Researchers at the University of British Columbia have shown for the first time how and why the destruction of microbes in a newborn’s gut by antibiotics can lead to lifelong respiratory allergies.

In a study published today in Journal of Allergy and Clinical ImmunologyA research team from the School of Biomedical Engineering (SBME) has identified a specific cascade of events that lead to allergies and asthma, opening up many new avenues for research into potential prevention and treatment options.

“Our research finally shows how gut bacteria and antibiotics affect a newborn’s immune system, making them more susceptible to allergies,” said lead author Kelly McNagny, Ph.D., professor in the SBME and the Department of Medical Genetics.

“When you see something like this, it really changes the way you think about chronic disease. This is a well-developed pathway that can have lasting effects on susceptibility to chronic disease in adulthood.”

Allergies are the result of the immune system overreacting to harmless substances such as pollen or animal dander, and are a major reason for children to visit the emergency room. Normally, the immune system protects us from harmful invaders such as bacteria, viruses and parasites. In allergies, it mistakes something harmless for a threat – in this case, parasites – and triggers a reaction that causes symptoms such as sneezing, itching or swelling.

The course for the development of our immune systems is set very early in life. Research over the past two decades has shown that microbes in the infant gut play a key role. Babies are often given antibiotics shortly after birth to fight infections, and these can reduce certain bacteria. Some of these bacteria produce a compound called butyrate, which is crucial in stopping the processes uncovered in this research.

Dr. McNagny’s lab had previously shown that infants with fewer butyrate-producing bacteria were particularly susceptible to allergies. They had also shown that this could be mitigated or even reversed by giving butyrate as a dietary supplement early in life.

By studying the process in mice, they have now discovered how it works.

Mice with depleted gut flora that did not receive a butyrate supplement developed twice as many immune cells of a specific type called ILC2. These cells, discovered less than 15 years ago, are quickly becoming the prime suspects in the development of allergies.
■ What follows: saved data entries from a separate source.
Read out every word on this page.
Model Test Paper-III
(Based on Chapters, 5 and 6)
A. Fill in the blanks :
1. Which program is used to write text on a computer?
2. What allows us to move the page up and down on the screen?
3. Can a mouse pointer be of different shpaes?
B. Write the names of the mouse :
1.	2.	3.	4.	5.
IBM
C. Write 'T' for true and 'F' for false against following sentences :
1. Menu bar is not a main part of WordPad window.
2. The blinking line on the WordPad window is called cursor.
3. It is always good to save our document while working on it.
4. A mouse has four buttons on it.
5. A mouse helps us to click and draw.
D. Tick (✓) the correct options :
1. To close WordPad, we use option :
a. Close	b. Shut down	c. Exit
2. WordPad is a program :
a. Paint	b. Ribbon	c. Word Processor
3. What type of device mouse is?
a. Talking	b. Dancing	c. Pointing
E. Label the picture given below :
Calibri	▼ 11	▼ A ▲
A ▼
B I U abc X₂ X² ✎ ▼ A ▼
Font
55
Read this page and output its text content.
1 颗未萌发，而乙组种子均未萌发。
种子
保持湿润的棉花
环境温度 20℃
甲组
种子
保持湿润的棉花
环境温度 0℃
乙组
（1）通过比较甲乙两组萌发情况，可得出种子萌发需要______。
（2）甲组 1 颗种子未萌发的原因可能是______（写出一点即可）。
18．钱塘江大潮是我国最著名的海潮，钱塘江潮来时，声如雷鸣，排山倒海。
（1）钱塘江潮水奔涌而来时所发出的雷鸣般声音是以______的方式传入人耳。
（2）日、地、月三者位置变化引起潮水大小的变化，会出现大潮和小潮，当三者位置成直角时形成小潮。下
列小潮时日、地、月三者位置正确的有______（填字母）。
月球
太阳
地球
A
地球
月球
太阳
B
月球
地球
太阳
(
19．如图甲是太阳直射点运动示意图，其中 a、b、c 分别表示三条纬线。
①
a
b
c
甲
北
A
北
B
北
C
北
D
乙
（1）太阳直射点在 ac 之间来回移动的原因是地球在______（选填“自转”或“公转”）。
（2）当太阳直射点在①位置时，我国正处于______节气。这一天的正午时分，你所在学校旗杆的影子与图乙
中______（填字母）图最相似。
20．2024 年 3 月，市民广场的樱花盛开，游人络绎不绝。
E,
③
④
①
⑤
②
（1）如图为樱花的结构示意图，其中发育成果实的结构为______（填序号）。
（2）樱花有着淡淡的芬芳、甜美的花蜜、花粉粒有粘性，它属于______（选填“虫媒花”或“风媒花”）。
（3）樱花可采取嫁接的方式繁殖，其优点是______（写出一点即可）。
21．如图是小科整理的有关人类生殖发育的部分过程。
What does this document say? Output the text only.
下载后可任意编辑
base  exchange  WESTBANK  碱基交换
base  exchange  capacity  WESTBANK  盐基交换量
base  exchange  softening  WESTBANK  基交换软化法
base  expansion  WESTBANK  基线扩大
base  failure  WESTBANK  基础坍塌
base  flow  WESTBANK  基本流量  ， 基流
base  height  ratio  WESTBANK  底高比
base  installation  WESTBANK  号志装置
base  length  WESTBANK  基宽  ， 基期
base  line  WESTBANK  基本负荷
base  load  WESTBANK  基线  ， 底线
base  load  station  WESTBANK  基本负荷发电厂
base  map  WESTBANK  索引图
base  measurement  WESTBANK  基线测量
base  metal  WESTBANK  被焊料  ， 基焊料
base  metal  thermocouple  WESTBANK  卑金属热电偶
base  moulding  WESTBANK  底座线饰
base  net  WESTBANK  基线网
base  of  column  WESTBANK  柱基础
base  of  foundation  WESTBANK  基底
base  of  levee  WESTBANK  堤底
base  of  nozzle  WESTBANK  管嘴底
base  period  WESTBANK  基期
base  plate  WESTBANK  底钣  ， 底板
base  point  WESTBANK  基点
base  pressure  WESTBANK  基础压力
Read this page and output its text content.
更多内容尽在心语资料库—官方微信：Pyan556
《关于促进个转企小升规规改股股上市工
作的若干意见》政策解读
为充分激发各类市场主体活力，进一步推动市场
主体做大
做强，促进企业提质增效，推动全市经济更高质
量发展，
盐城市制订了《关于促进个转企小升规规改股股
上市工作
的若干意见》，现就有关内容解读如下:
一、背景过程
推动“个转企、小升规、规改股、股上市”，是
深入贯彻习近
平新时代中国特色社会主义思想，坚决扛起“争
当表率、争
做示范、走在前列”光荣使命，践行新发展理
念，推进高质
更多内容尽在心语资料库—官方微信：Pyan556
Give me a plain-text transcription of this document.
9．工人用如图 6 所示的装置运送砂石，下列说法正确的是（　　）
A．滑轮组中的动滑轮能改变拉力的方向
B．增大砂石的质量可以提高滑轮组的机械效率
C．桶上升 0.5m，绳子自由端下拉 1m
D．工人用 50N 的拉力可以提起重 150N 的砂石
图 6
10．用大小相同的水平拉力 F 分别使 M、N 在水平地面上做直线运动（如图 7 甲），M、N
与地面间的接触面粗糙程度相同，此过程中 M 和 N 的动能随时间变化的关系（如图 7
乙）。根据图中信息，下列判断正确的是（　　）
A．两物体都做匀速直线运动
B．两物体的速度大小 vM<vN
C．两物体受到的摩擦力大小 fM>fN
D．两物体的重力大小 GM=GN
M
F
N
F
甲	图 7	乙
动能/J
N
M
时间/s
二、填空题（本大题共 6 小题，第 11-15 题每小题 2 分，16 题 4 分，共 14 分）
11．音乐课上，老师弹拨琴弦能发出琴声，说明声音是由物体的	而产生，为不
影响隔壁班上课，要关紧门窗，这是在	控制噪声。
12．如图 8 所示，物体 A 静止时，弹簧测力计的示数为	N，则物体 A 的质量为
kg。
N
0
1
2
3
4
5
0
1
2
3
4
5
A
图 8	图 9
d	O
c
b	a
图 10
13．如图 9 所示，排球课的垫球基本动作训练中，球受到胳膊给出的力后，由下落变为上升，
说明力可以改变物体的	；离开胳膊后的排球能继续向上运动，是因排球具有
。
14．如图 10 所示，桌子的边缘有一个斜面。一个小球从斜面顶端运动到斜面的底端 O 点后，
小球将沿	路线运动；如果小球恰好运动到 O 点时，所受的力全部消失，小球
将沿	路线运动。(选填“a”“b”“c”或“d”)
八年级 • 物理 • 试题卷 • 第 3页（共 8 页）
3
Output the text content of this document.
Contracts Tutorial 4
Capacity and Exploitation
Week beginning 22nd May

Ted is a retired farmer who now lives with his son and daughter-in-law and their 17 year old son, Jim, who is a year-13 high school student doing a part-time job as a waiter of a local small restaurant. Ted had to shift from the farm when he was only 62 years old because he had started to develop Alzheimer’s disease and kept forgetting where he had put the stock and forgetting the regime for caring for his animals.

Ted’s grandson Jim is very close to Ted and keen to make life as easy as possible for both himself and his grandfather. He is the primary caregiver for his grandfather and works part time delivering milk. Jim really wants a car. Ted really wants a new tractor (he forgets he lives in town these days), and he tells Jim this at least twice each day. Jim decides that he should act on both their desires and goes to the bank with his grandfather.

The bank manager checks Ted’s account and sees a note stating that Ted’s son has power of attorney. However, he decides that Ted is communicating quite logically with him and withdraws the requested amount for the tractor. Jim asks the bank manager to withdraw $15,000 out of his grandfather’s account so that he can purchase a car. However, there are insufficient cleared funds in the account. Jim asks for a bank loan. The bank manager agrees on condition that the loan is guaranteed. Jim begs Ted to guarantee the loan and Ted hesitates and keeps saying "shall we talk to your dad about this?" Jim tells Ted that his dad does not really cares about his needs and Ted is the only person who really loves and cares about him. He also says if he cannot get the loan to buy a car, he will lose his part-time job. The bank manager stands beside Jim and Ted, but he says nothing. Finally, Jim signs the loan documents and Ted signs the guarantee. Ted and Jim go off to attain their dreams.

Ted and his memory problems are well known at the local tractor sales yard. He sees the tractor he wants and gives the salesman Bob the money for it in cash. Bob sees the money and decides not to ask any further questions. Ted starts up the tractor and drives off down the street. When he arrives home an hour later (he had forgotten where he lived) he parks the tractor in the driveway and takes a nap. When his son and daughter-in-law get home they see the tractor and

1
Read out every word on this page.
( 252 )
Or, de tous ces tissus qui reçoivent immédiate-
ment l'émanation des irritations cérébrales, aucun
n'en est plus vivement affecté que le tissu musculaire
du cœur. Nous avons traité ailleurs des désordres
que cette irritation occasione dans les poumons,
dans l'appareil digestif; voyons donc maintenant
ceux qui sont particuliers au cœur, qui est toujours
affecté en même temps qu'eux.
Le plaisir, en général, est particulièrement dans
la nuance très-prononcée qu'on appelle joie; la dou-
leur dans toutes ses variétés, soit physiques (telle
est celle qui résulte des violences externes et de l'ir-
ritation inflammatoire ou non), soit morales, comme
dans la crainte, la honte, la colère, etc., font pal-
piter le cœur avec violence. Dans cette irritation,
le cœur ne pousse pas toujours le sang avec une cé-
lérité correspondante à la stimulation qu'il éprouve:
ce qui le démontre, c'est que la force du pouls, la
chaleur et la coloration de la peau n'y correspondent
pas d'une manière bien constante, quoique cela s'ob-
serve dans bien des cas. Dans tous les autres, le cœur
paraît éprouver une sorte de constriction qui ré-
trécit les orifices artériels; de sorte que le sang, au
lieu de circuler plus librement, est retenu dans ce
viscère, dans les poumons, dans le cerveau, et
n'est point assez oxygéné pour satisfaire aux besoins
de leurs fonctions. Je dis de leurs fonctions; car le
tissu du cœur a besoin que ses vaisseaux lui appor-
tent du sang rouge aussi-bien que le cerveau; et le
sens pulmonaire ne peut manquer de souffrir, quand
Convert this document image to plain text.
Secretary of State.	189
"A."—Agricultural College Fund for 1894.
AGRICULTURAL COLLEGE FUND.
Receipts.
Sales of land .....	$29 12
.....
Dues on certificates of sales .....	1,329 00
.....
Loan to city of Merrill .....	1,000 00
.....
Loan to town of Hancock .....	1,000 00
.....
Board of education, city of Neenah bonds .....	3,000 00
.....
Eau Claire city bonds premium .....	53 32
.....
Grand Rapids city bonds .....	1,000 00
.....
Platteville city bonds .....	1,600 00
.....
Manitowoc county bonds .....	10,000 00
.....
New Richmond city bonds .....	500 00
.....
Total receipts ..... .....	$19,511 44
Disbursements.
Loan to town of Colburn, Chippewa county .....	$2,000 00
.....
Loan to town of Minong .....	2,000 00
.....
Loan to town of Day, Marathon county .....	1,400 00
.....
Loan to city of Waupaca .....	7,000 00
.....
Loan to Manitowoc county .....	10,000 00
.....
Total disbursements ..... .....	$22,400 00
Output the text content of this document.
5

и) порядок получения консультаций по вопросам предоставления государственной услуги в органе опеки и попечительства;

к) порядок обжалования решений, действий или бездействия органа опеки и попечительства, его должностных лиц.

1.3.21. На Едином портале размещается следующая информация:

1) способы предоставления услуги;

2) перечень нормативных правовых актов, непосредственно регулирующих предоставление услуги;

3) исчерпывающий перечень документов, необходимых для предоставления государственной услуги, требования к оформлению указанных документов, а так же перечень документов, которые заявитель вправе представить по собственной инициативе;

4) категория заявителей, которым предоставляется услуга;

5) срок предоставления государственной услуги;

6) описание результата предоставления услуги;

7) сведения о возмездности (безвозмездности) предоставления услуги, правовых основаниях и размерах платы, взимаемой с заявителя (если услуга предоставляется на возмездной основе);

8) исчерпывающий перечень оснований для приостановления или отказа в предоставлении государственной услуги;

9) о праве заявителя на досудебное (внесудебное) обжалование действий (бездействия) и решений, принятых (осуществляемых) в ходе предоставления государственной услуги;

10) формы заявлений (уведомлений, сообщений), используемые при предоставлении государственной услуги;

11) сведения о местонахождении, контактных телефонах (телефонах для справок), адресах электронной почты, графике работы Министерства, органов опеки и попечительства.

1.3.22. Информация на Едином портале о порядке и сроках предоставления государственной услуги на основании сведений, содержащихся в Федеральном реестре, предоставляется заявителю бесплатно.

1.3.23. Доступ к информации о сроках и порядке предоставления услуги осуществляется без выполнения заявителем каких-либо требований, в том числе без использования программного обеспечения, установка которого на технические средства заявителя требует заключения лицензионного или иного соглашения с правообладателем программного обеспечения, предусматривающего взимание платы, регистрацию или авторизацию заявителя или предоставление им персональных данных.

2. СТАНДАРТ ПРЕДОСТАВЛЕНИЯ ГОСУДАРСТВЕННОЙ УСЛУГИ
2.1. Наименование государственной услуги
The researchers showed that ILC2s produce molecules that flip a switch in white blood cells so that they produce large quantities of certain antibodies. These antibodies then coat the cells as a defense against foreign invaders, giving the allergic person an immune system that is ready to attack at the slightest provocation.

The number of all cells, molecules and antibodies along this cascade increases dramatically if they are not suppressed by butyrate.

Butyrate must be administered within a narrow window of time after birth – a few months in humans, a few weeks in mice – to prevent the proliferation of ILC2s and everything that follows. If this opportunity is missed and ILC2s proliferate, the remaining steps are assured and will remain with the patient for life.

Now that researchers know what the next steps are, they have many more potential targets to stop the cascade, even after the window for supplementation has closed.

“We can now tell when a patient is on the verge of developing lifelong allergies simply by the increase in ILC2s,” said Ahmed Kabil (he/him), first author of the study and a doctoral student in the SBME. “And we can potentially target these cell types rather than relying on butyrate supplementation, which only works at a young age.”

As Dr. McNagny and study co-leader Dr. Michael Hughes point out, treating allergies with antihistamines and inhalers relieves symptoms but does not cure the disease. To make more sustainable progress, researchers need to target the cells and mechanisms that build this oversensitive immune system. Until now, there has been no targeted way to do this.

With this new understanding, patients can look forward to more effective, long-term solutions that address the root of the problem, paving the way for a future where allergies can be more effectively treated or perhaps even prevented altogether.